Top Draft Picks Successfully Seduced by Allure of Phillies Baseball
Education is such a silly thing.
They sit you down in a classroom when you’re all hungover, and lets face it, they probably are too. Then they read aloud from a book of mystery that no one ever understand, and you scramble to keep it all organized for about two weeks before realizing you’re better off unconscious. Then your parents are like “Where are your grades, etc.,” and you’re like, “Grades are for class photos,” and they’re like, “What?” and you’re like, “You know, like, a class photo in a yearbook will have what grade it’s showing written above it? ‘Grade?’ They’re… they’re for ‘class photos.’ It’s a play on… on words, I guess,” and they’re like, “That’s stupid, and barely makes sense. Maybe if you had a better education you could tell jokes like that. But you’ve changed ever since we let you deal drugs out of the house.”
So you can see why people would see the whole thing as a silly experience. Recently, it was the Phillies who had to convince their top three drafted prospects just how silly education can be, and that Phillies baseball can provide all the things that a college education doesn’t, like a uniform and a hat.
c/o Phinally Philly
RHP Shane Watson, RHP Mitch Gueller, and OF Dylan Cozens all signed on the dotted line, in the bodily fluid of Ruben Amaro’s choosing. 11 others from various round were also brought in, turning their backs on verbal commitments and firm handshakes with college officials.
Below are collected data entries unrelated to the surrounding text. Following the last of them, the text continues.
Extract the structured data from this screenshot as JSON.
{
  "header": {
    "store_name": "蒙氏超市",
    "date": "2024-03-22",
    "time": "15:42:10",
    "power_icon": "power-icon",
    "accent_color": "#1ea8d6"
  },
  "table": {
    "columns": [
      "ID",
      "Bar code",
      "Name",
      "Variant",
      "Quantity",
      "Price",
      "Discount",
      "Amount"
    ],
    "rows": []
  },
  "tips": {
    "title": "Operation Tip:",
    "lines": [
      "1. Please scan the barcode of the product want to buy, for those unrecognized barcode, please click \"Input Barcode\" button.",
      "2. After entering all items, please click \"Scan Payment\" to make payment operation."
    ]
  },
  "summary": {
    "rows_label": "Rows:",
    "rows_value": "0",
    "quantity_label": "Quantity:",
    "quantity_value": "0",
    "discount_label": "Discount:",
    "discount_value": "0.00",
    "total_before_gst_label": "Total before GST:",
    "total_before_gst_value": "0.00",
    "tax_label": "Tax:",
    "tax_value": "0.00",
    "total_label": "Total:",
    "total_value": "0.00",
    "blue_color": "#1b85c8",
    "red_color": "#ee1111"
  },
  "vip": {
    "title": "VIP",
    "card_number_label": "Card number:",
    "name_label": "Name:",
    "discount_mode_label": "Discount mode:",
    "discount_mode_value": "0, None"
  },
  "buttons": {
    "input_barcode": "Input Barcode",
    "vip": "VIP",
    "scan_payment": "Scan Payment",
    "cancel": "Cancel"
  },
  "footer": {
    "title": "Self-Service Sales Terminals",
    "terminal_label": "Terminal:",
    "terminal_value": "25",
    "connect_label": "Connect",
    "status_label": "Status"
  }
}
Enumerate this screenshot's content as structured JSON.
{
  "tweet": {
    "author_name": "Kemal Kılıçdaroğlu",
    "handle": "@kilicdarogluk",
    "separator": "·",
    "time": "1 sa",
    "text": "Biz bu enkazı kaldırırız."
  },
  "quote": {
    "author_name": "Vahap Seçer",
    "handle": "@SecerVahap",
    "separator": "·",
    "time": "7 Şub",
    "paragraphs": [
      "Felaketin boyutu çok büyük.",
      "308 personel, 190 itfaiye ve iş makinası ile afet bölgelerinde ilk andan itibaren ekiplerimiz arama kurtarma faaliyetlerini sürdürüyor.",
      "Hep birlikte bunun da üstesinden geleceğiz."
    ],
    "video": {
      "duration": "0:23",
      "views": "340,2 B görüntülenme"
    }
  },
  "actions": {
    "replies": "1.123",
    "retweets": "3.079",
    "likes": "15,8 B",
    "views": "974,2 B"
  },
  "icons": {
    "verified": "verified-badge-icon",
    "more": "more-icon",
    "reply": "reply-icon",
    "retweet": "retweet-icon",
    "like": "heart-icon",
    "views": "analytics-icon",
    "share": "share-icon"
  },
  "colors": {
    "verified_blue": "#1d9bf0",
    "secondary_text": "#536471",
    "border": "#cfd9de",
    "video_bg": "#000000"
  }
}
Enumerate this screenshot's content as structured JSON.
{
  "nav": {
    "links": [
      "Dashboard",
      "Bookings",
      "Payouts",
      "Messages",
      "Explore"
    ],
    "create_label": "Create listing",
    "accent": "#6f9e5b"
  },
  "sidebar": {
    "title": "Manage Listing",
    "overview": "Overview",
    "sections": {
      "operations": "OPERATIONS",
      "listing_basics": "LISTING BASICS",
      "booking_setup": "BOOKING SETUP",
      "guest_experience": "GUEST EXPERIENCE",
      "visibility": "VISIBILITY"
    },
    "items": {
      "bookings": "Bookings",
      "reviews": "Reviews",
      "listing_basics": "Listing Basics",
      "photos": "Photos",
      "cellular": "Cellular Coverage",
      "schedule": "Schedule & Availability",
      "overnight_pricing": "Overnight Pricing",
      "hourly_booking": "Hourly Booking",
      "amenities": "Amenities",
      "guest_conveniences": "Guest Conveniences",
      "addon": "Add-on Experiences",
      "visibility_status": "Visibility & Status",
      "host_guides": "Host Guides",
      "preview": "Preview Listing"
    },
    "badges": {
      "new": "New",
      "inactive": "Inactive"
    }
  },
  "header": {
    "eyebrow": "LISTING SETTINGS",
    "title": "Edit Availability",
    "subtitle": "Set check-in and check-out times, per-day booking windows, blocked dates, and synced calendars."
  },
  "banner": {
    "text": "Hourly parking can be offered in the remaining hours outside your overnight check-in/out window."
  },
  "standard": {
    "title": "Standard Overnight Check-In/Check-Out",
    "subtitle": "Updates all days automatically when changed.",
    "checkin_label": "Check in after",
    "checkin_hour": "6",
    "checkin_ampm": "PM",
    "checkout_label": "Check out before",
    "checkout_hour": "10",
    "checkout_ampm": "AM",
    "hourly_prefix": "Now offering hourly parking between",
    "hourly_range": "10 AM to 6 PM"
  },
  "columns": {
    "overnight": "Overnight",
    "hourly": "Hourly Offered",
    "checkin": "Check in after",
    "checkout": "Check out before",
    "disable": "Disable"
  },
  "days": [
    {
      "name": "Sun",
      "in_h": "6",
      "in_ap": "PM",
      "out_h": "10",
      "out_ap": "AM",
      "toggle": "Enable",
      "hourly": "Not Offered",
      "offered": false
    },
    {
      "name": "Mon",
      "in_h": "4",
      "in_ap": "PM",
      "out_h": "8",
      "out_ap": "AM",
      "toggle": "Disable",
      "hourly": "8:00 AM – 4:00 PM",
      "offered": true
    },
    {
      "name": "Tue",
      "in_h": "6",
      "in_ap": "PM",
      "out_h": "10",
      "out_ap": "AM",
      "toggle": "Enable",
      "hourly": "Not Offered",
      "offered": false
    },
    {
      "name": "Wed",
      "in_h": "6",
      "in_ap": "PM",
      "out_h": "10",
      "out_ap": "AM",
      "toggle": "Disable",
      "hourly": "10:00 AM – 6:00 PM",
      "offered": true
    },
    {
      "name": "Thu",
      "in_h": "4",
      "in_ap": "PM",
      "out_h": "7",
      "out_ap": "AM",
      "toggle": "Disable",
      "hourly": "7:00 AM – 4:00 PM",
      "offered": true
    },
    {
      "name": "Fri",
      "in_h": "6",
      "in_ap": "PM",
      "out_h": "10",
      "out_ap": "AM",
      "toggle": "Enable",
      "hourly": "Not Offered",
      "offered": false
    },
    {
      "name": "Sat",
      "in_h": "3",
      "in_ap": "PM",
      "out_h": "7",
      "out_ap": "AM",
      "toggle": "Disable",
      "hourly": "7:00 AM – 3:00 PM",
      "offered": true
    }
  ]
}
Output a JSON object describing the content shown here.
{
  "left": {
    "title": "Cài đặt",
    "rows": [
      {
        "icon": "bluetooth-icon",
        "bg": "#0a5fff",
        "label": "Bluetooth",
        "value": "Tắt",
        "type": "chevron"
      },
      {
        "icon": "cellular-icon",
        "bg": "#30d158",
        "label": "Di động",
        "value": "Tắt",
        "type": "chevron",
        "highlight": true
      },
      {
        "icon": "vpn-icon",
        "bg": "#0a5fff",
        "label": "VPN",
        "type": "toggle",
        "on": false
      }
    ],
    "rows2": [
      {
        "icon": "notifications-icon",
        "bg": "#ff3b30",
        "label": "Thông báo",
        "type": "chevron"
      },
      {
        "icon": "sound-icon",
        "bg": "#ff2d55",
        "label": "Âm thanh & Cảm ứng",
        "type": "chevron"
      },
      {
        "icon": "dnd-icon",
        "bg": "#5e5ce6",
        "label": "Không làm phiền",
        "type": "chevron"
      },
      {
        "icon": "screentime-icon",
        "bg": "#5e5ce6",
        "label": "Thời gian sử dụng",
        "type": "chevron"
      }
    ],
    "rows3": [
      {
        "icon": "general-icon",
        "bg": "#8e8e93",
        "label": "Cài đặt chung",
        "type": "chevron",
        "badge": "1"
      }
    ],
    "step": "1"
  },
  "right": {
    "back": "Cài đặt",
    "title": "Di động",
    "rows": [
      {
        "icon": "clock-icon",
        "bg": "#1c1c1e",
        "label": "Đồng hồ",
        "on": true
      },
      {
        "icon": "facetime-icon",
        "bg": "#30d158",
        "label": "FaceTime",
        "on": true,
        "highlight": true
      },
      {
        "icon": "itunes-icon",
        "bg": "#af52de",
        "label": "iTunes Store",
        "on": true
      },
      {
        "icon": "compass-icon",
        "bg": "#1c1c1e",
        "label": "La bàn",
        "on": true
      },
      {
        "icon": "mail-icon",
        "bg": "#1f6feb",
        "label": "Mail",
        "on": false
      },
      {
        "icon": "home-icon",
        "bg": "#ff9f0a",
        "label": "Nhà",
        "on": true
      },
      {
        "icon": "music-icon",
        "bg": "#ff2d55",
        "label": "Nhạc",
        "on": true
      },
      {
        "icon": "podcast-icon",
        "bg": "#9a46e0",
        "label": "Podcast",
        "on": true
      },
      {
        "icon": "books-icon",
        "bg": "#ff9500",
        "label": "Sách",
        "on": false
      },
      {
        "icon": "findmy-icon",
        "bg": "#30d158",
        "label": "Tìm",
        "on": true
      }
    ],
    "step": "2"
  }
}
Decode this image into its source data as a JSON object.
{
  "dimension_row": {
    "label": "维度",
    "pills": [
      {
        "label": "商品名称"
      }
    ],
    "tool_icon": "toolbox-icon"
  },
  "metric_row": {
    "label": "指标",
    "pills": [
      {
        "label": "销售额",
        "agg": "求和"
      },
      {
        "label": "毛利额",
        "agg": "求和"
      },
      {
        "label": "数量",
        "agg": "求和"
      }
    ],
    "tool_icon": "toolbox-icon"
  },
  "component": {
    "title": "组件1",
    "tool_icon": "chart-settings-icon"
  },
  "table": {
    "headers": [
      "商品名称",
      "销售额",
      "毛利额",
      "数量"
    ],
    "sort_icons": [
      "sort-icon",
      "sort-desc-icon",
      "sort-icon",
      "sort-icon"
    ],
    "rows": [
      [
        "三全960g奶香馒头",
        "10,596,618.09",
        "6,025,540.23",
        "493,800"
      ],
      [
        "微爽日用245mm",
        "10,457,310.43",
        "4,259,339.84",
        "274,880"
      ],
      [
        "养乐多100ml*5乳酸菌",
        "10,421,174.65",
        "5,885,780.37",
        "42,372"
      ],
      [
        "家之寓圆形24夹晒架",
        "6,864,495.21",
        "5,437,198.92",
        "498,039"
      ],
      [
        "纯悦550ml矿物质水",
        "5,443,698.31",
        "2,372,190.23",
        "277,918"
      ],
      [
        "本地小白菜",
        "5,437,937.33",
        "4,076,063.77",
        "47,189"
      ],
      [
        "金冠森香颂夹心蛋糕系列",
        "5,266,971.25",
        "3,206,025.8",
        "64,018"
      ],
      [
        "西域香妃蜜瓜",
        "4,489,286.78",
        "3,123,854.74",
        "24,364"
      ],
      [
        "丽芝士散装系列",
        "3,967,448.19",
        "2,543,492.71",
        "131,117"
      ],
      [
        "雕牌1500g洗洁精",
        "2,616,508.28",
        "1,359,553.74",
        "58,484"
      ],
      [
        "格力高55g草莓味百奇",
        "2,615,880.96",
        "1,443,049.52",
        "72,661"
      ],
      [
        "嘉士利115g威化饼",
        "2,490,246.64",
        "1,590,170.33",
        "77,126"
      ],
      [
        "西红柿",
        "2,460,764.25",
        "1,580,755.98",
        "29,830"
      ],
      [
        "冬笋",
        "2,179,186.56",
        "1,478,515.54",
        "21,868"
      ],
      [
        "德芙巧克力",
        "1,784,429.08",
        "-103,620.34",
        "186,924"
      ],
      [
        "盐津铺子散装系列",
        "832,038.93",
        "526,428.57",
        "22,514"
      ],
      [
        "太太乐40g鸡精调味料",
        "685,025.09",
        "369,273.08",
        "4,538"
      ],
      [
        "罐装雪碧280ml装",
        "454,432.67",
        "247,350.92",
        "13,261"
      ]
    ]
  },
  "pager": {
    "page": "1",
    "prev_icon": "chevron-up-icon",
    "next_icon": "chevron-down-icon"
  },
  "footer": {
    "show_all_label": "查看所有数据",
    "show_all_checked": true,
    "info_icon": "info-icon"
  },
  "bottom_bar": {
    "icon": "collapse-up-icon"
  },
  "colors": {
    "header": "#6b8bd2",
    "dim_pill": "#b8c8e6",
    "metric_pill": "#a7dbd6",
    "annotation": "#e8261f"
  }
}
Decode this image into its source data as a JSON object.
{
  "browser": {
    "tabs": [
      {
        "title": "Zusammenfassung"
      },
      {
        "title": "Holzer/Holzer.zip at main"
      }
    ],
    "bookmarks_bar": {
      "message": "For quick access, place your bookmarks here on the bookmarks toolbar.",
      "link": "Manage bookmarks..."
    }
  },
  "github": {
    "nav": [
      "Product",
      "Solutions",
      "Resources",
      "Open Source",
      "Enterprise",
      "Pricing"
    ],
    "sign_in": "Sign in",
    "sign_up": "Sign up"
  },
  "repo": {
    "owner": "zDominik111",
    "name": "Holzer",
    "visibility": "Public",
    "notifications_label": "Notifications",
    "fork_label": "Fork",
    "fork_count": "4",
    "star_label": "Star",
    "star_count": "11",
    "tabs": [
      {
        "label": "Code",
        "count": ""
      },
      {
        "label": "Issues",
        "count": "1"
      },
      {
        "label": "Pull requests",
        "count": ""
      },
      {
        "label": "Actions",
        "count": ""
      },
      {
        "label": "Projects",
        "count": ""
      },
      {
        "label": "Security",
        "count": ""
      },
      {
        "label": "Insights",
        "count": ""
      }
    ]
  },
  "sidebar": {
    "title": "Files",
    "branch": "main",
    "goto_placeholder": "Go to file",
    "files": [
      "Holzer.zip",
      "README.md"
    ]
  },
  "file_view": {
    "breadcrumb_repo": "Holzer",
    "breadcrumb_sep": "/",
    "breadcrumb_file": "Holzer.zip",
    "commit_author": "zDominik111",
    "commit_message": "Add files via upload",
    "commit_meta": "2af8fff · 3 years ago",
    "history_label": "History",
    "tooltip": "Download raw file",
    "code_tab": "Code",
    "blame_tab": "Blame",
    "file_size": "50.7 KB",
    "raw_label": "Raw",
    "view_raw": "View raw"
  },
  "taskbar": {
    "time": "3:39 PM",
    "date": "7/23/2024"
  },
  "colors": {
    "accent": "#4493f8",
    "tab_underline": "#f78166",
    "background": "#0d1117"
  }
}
Watson, the team’s top pick, was given a deal so secretive not even the press was allowed to know it. And we all know how close the Phillies’ front office is with the press. The starter used a fastball-curve-change-up arsenal to K 79 in 53 innings last season, and now, they’re teaching him a cutter. They’re putting a knife in his hands.
And so, he will be surrounded in protective energy from the Phillies’ sorcerers, and transported to Philadelphia, where they will show him off to the team and the management, before being championed down to join the Gulf Coast League Phillies on a chariot pulled by everyone on the disabled list.